The hon. Gentleman asked one specific question. I might have some cash in an ISA that the Government would account as capital, whereas if it were in a pension fund they might not, so why not just shove it into a pension fund? It is fine for someone to transfer money from an ISA into a pension pot for the sole purpose of improving their retirement provision, as we do not mind people putting money into a pension to retire on, but if they have done it with the intention of increasing their benefit entitlement we can still take account of the money. That mirrors existing provisions. In other words, if someone has some money in the bank, blows it on a foreign holiday or a sports car and comes along and claims benefit without the capital, one thing we will ask is where the money went. We have deprivation of capital rules so that if someone has artificially engineered their finances to get within the scope of means-tested benefits, we can deem them still to have the money. In the example the hon. Gentleman gave, if someone takes their ISA balance and flips it into a pension simply so they can get more pension credit we can simply say that we will treat them as though they still had the cash.

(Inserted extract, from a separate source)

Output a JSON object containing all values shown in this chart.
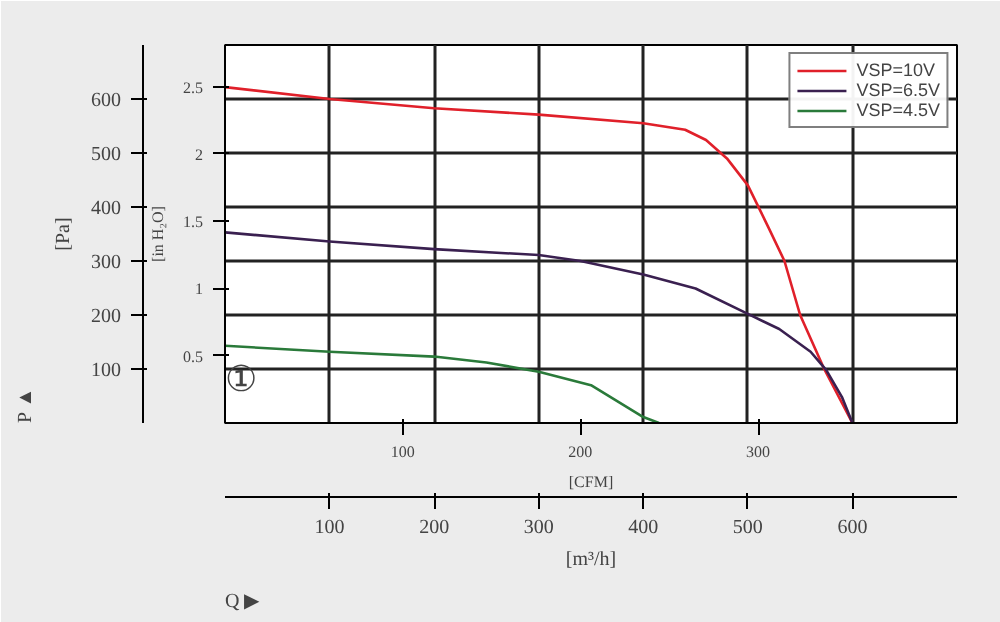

We think it is right to treat ISAs and pensions differently. ISAs are immediately accessible and are not long-term savings vehicles, so we think that that distinction is important. I can confirm that we will continue to have our conversations with the noble Baroness to ensure that we have addressed her concerns, but the spirit of what we are doing is that of business as usual, with the same broad approach as we had before the reforms were introduced. I hope that that responds to the hon. Gentleman’s concerns and I commend Lords amendment 10 to the House.
Lords amendment 10 agreed to.
Lords amendments 11 to 117 agreed to.